Since the exercise of police power was proper, it did not constitute a taking and no compensation is due. Chicago, Burlington & Quincy Railway Co. v. Illinois, 200 U.S. 561, 26 S. Ct. 341, 50 L. Ed. 596 (1906). To the extent plaintiffs' losses result from any inherent geologic defects in their properties, the ancient rule of caveat emptor must apply. And to the extent their losses result from the regulatory activities of the Board based on the geologic findings of the Leighton Report, they constitute the unequal burden which citizens are frequently called upon to bear in the interests of the general welfare. Hadacheck v. Sebastian, supra.

This opinion constitutes the Court's Findings of Fact and Conclusions of Law, and pursuant thereto,

It is hereby ordered that defendants will prepare, serve and file a judgment in accordance with the foregoing opinion, in form approved by plaintiff, on or before May 23, 1975.

NOTES

[1] Ted M. Rossi, a real estate agent, and Floyd Clevenger, a real estate appraiser, each testified that in his opinion the properties were unmarketable, that a person informed of the history of restrictions on building since 1971 would not buy such property, and that financing for such property would be difficult to obtain.

[2] Floyd Clevenger estimated that a 10,000 square foot lot in the area of the subject properties would normally sell for $15,000. He estimated the cost of the necessary geologic studies for obtaining a building permit as at least an additional $15,000. Charles McCandless, a "Zone One" property owner not a plaintiff here, told the Court that a soils investigation done on his property had resulted in a recommendation that an additional $10,000 to $30,000 of further investigation should be done.

[3] No permits have been denied in "Zone One" since 1971 either.
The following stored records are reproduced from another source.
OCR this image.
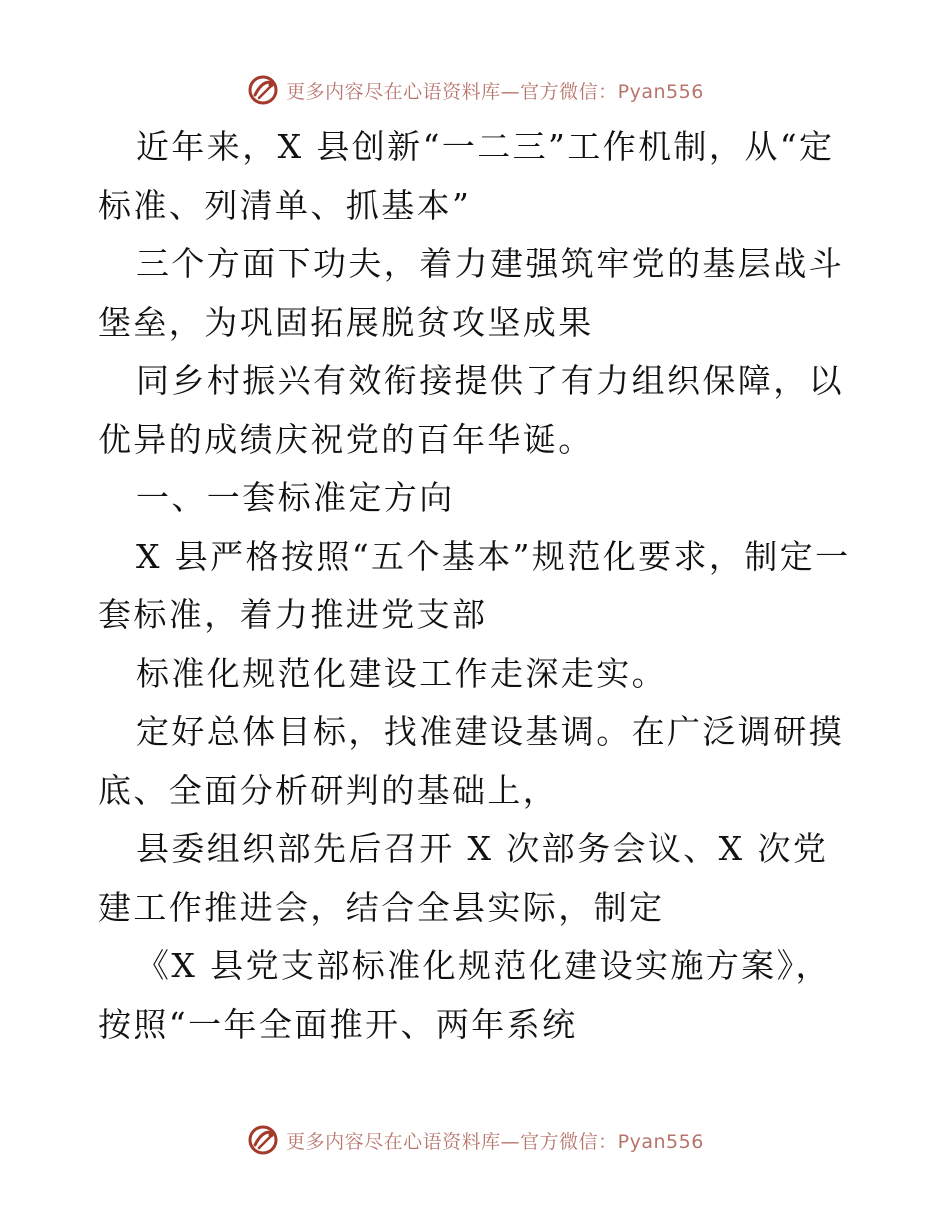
更多内容尽在心语资料库—官方微信：Pyan556

近年来，X 县创新“一二三”工作机制，从“定标准、列清单、抓基本”

三个方面下功夫，着力建强筑牢党的基层战斗堡垒，为巩固拓展脱贫攻坚成果

同乡村振兴有效衔接提供了有力组织保障，以优异的成绩庆祝党的百年华诞。

一、一套标准定方向

X 县严格按照“五个基本”规范化要求，制定一套标准，着力推进党支部

标准化规范化建设工作走深走实。

定好总体目标，找准建设基调。在广泛调研摸底、全面分析研判的基础上，

县委组织部先后召开 X 次部务会议、X 次党建工作推进会，结合全县实际，制定

《X 县党支部标准化规范化建设实施方案》，按照“一年全面推开、两年系统

更多内容尽在心语资料库—官方微信：Pyan556
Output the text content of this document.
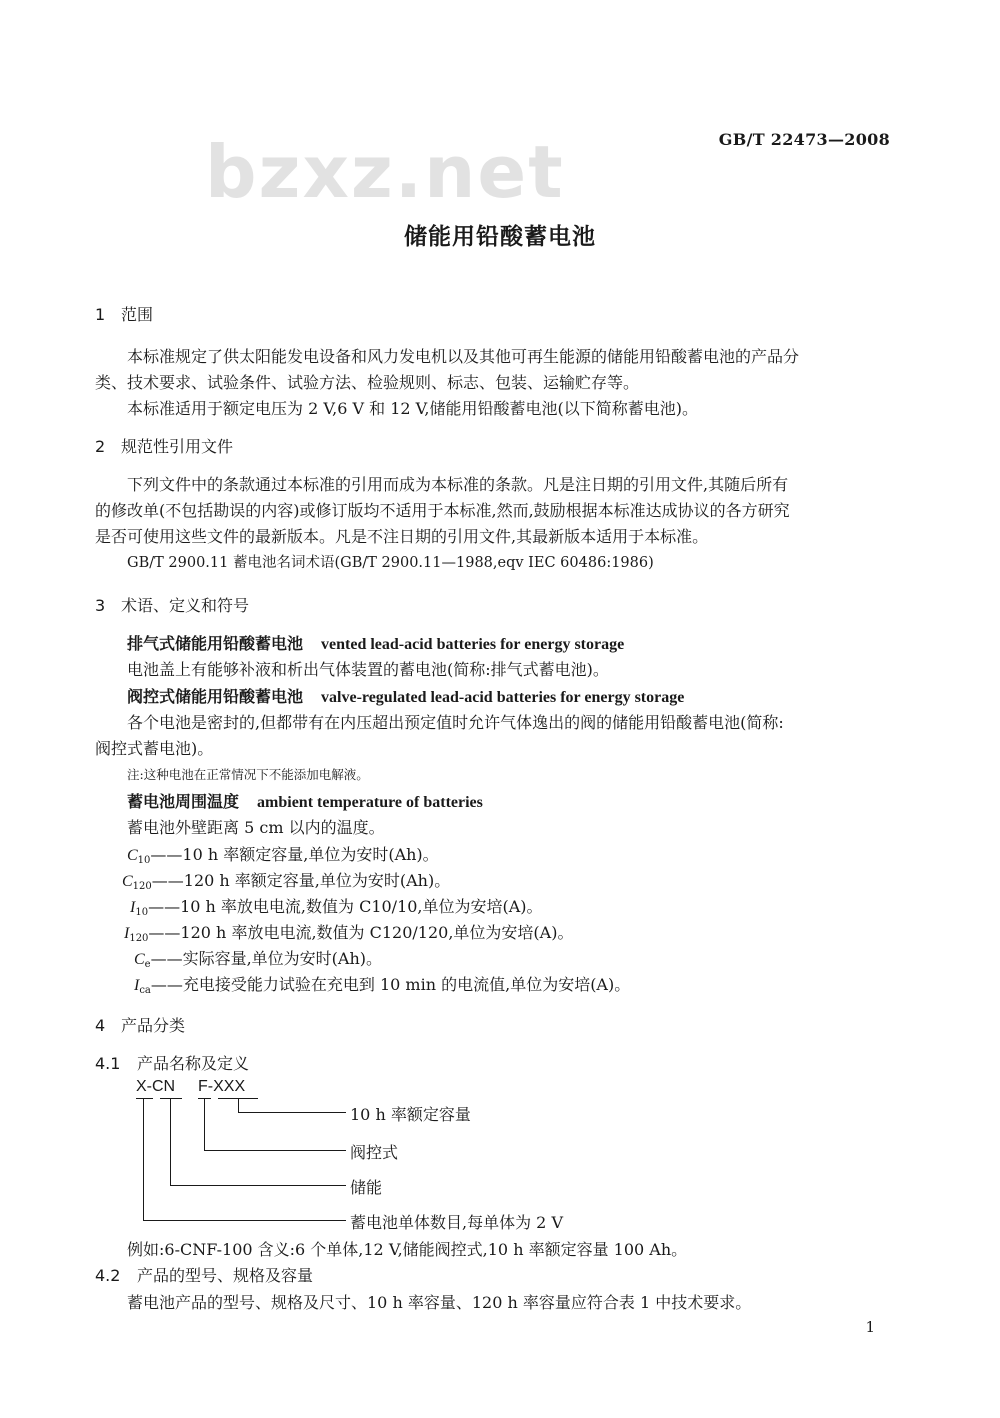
bzxz.net	GB/T 22473—2008
储能用铅酸蓄电池
1 范围
本标准规定了供太阳能发电设备和风力发电机以及其他可再生能源的储能用铅酸蓄电池的产品分
类、技术要求、试验条件、试验方法、检验规则、标志、包装、运输贮存等。
本标准适用于额定电压为 2 V,6 V 和 12 V,储能用铅酸蓄电池(以下简称蓄电池)。
2 规范性引用文件
下列文件中的条款通过本标准的引用而成为本标准的条款。凡是注日期的引用文件,其随后所有
的修改单(不包括勘误的内容)或修订版均不适用于本标准,然而,鼓励根据本标准达成协议的各方研究
是否可使用这些文件的最新版本。凡是不注日期的引用文件,其最新版本适用于本标准。
GB/T 2900.11 蓄电池名词术语(GB/T 2900.11—1988,eqv IEC 60486:1986)
3 术语、定义和符号
排气式储能用铅酸蓄电池 vented lead-acid batteries for energy storage
电池盖上有能够补液和析出气体装置的蓄电池(简称:排气式蓄电池)。
阀控式储能用铅酸蓄电池 valve-regulated lead-acid batteries for energy storage
各个电池是密封的,但都带有在内压超出预定值时允许气体逸出的阀的储能用铅酸蓄电池(简称:
阀控式蓄电池)。
注:这种电池在正常情况下不能添加电解液。
蓄电池周围温度 ambient temperature of batteries
蓄电池外壁距离 5 cm 以内的温度。
$C_{10}——10$ h 率额定容量,单位为安时(Ah)。
$C_{120}——120$ h 率额定容量,单位为安时(Ah)。
$I_{10}——10$ h 率放电电流,数值为 C10/10,单位为安培(A)。
$I_{120}——120$ h 率放电电流,数值为 C120/120,单位为安培(A)。
$C_e——$实际容量,单位为安时(Ah)。
$I_{ca}——$充电接受能力试验在充电到 10 min 的电流值,单位为安培(A)。
4 产品分类
4.1 产品名称及定义
X-CN F-XXX
10 h 率额定容量
阀控式
储能
蓄电池单体数目,每单体为 2 V
例如:6-CNF-100 含义:6 个单体,12 V,储能阀控式,10 h 率额定容量 100 Ah。
4.2 产品的型号、规格及容量
蓄电池产品的型号、规格及尺寸、10 h 率容量、120 h 率容量应符合表 1 中技术要求。
1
Since no record of applications for permits is kept unless the application is carried through to completion, it is not known how many applications, if any, were made but subsequently abandoned.

[4] In this regard, plaintiffs have shown that although six or seven areas of geologic instability have been identified in the County, the Seal Cove-Moss Beach area is the only one for which a report such as the Leighton Report has been commissioned and adopted by the County.
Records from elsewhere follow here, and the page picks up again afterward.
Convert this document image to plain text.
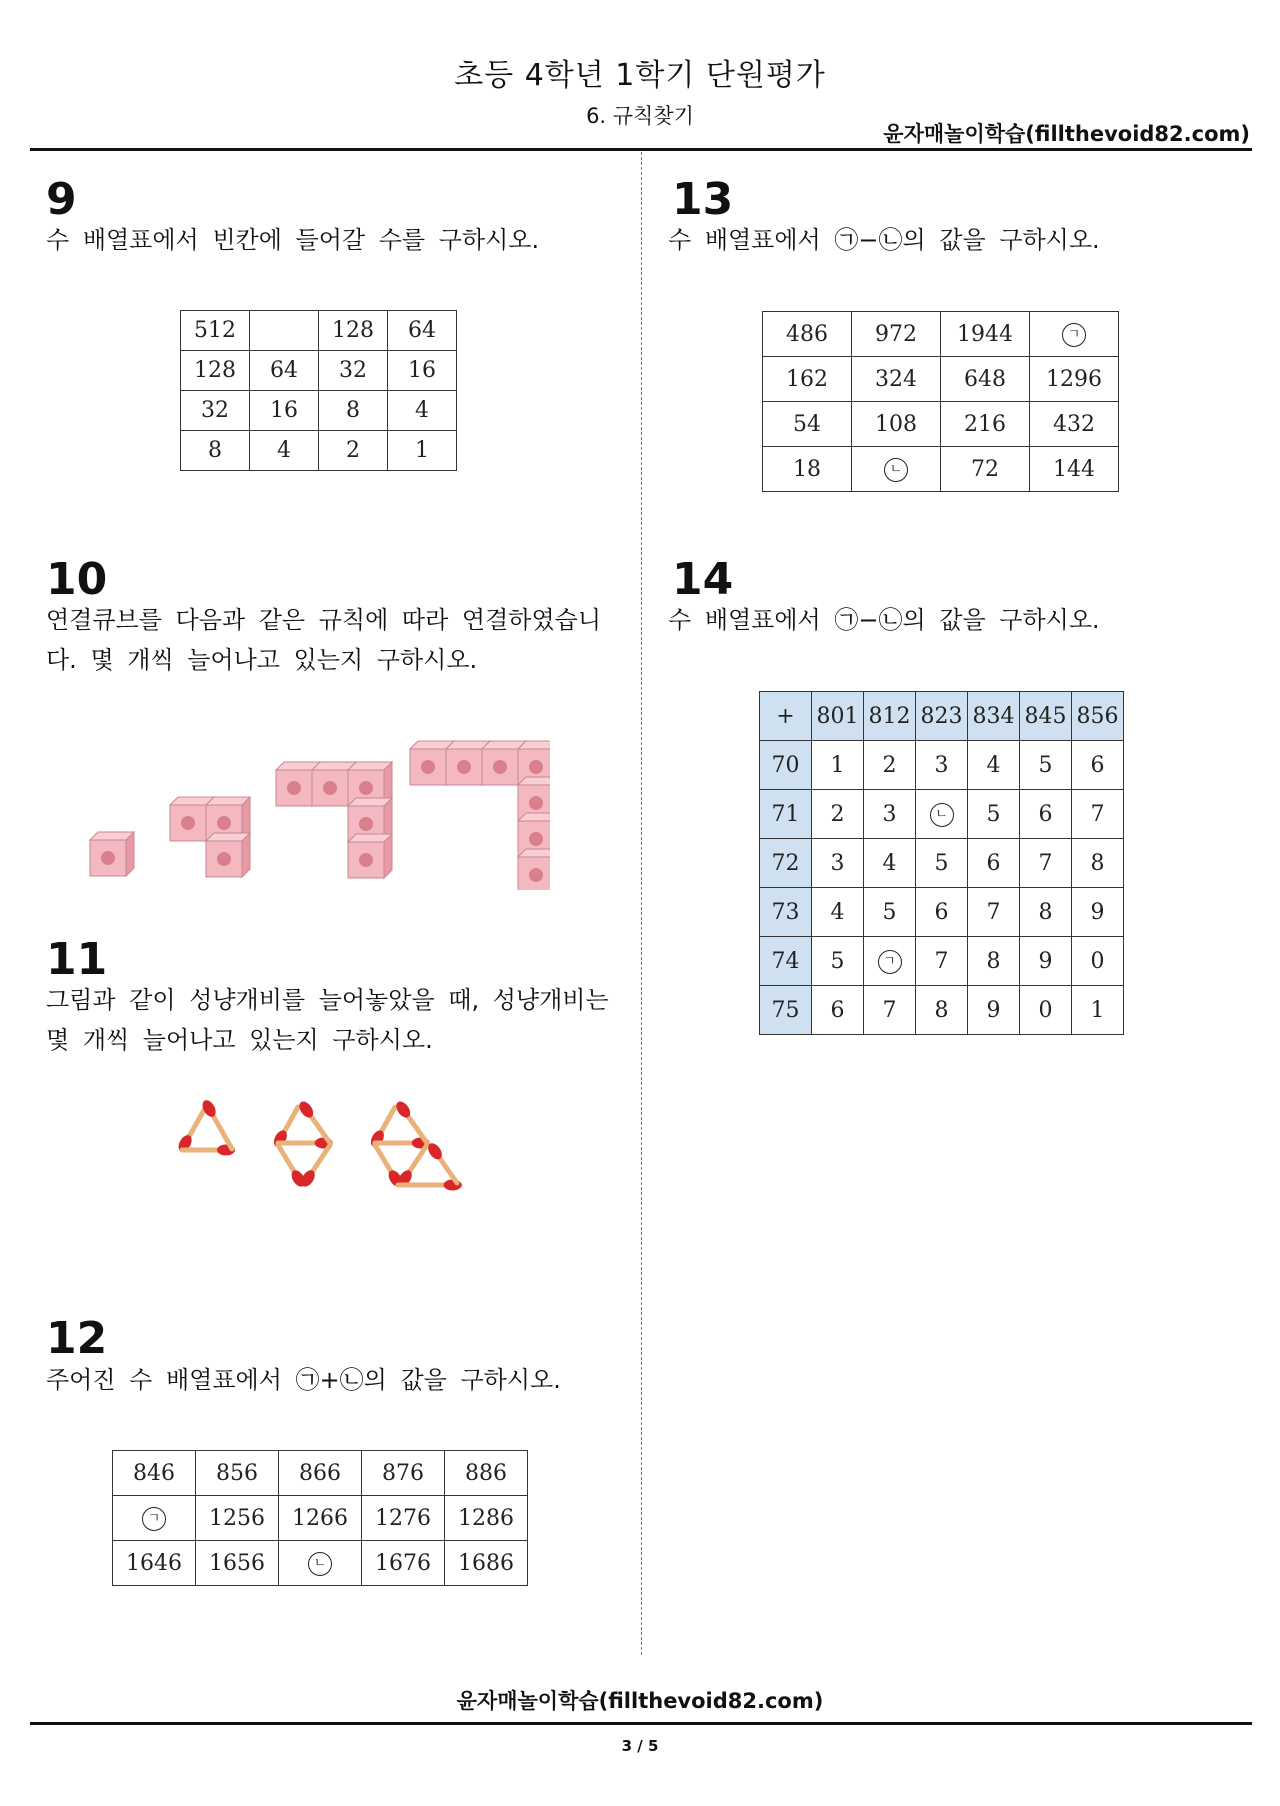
초등 4학년 1학기 단원평가
6. 규칙찾기
윤자매놀이학습(fillthevoid82.com)
9
수 배열표에서 빈칸에 들어갈 수를 구하시오.
512		128	64
128	64	32	16
32	16	8	4
8	4	2	1
10
연결큐브를 다음과 같은 규칙에 따라 연결하였습니
다. 몇 개씩 늘어나고 있는지 구하시오.
11
그림과 같이 성냥개비를 늘어놓았을 때, 성냥개비는
몇 개씩 늘어나고 있는지 구하시오.
12
주어진 수 배열표에서 ㉠+㉡의 값을 구하시오.
846	856	866	876	886
ㄱ	1256	1266	1276	1286
1646	1656	ㄴ	1676	1686
13
수 배열표에서 ㉠−㉡의 값을 구하시오.
486	972	1944	ㄱ
162	324	648	1296
54	108	216	432
18	ㄴ	72	144
14
수 배열표에서 ㉠−㉡의 값을 구하시오.
+	801	812	823	834	845	856
70	1	2	3	4	5	6
71	2	3	ㄴ	5	6	7
72	3	4	5	6	7	8
73	4	5	6	7	8	9
74	5	ㄱ	7	8	9	0
75	6	7	8	9	0	1
윤자매놀이학습(fillthevoid82.com)
3 / 5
[5] Article I, Section 14, states that "[p]rivate property shall not be taken or damaged for public use without just compensation having first been made * * *." A key distinction between this provision and the Fifth Amendment, under which the present action arises, is the phrase "or damaged." In reviewing the case law as to the meaning of the "or damaged" phrase in state constitutions, scholars have concluded that its purpose is to compensate for injuries to private property caused by public works, and that the absence of the phrase indicates the will of the people to reserve the right of constructing public improvements without paying property owners for incidental injury caused thereby. 2 Nichols on Eminent Domain § 6.38[4]. Although the distinction is of no significance under the facts of the present lawsuit, this Court does not intend to obscure the difference by considering the relevant California authorities here.

[6] Other precondemnation cases cited by plaintiffs include Klopping v. City of Whittier, 8 Cal. 3d 39, 104 Cal. Rptr. 1, 500 P.2d 1345 (1972); Bank of America v. County of Los Angeles, 270 Cal. App. 2d 165, 75 Cal. Rptr. 444 (1969); Concrete Service Co. v. State, ex rel. Dept. of Public Works, 274 Cal. App. 2d 142, 78 Cal. Rptr. 923 (1969); and Foster v. Herley, 330 F.2d 87 (6th Cir. 1964).

[7] Aronson v. Town of Sharon, 346 Mass. 598, 195 N.E.2d 341 (1964); National Land and Investment Co. v. Kohn, 419 Pa. 504, 215 A.2d 597 (1965); and Appeal of Kit-Mar Builders, Inc., 439 Pa. 466, 268 A.2d 765 (1970).

[8] United States v. Causby, 328 U.S. 256, 66 S. Ct. 1062, 90 L. Ed. 1206 (1946); Griggs v. Allegheny County, 369 U.S. 84, 82 S. Ct. 531, 7 L. Ed. 2d 585 (1962); and Sneed v. County of Riverside, supra.

[9] Indeed, both parties to this action have relied so heavily upon California authority in their briefs and oral arguments that the Court confesses itself mystified as to why the action was brought in federal court at all.